Fonte: “La Stampa”, 18 novembre 1935, p. 1. Il comunicato stampa che diffondeva il testo della mozione, datato 3 del mattino del 17 novembre, fu rilanciato sulle prime pagine di tutti i quotidiani del 18.

Notiamo qui che il Gran Consiglio agiva sullo spazio pubblico in due modi. Intanto, l’«invito» a imbandierare le case annunciava che il 18 novembre sarebbe entrato nel già affollato calendario civile fascista; la «giornata contro le inique sanzioni» sarebbe stata celebrata fino ai primi anni della guerra mondiale, nel tentativo (dal 1941 sempre più disperato) di rinnovare quel momento di fervore nazionale che aveva segnato l’avvio dell’impresa coloniale. In secondo luogo, con un provvedimento senza precedenti, stabiliva che ogni Comune d’Italia avrebbe dovuto collocare una «pietra», ovvero una lapide, il cui testo coincideva precisamente con quanto affermato nella mozione: «18 NOVEMBRE 1935 – XIV / A ricordo dell’assedio / perché resti documentata nei secoli / l’enorme ingiustizia / consumata contro l’Italia / alla quale / tanto deve la civiltà / di tutti i continenti». Queste ultime parole rimandavano alla tipica propaganda coloniale, non solo fascista: i colonizzatori «bianchi» portavano la civiltà ai popoli «inferiori». In attesa dell’impero tanto agognato, si poteva leggere anche come l’allusione al contributo dell’emigrazione italiana al progresso degli altri Paesi: talenti che ora il regime avrebbe messo a frutto in proprio, nel suo nuovo spazio coloniale.

Nei mesi seguenti il governo stabilì foggia e standard della lapide: in marmo di Carrara e incorniciata da fasci littori; ne erano previste tre dimensioni, in proporzione alla taglia del Comune. Sarebbero state inaugurate con cerimonia solenne il 18 novembre 1936, quando ormai l’impero era cosa fatta e da mesi (luglio 1936) la SdN aveva revocato le sanzioni.

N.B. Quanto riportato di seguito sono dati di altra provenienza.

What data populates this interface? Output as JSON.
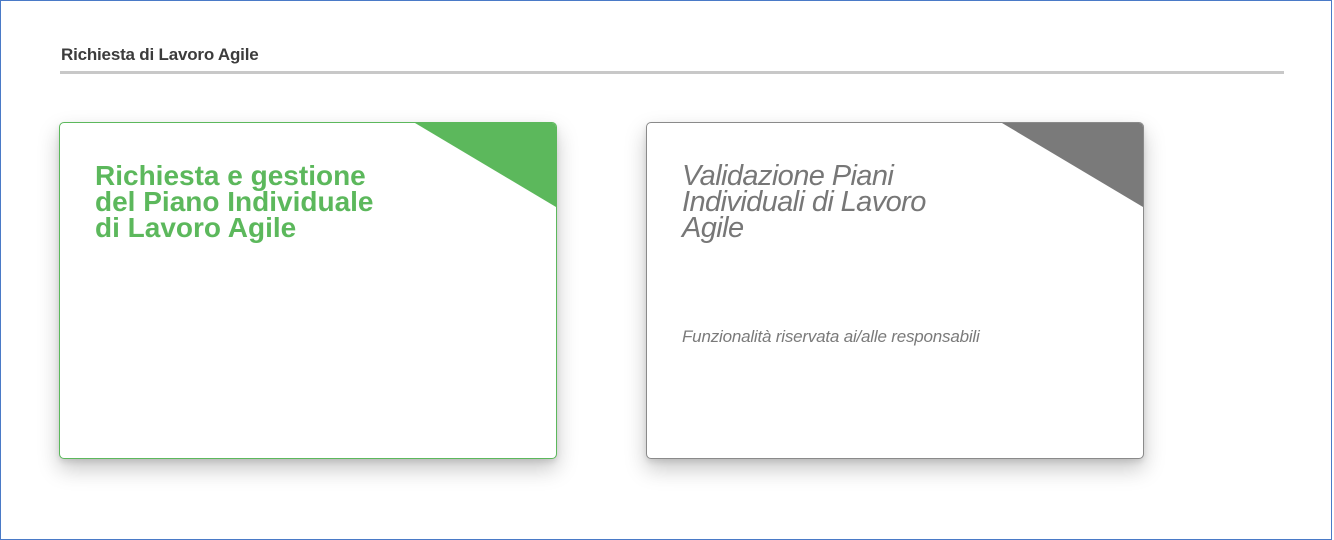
{
  "section": {
    "title": "Richiesta di Lavoro Agile"
  },
  "cards": [
    {
      "title": "Richiesta e gestione\ndel Piano Individuale\ndi Lavoro Agile",
      "accent_color": "#5cb85c",
      "enabled": true
    },
    {
      "title": "Validazione Piani\nIndividuali di Lavoro\nAgile",
      "subtitle": "Funzionalità riservata ai/alle responsabili",
      "accent_color": "#7a7a7a",
      "enabled": false
    }
  ]
}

Il provvedimento votato dal governo dell’Ossola nel 1944 indica due cose:

  • che la lapide fu presa di mira già all’indomani del 25 luglio 1943, durante la breve estate dei «45 giorni» intercorsi tra la destituzione di Mussolini e l’annuncio dell’armistizio (8 settembre); l’invito a rimuoverla infatti è rivolto alle «amministrazioni Comunali che non l’avessero già fatto» (vedi anche la sezione Per approfondire);

  • che la giunta antifascista ribaltava la retorica del regime, laddove riconosceva il diritto all’indipendenza nazionale di un popolo colonizzato e la «civiltà» in chi aveva erogato le sanzioni, e di conseguenza, implicitamente, la «barbarie» in chi aveva promosso l’aggressione.


 

Il fascismo e le donne: dalla giornata delle «inique sanzioni» alla giornata della «fede»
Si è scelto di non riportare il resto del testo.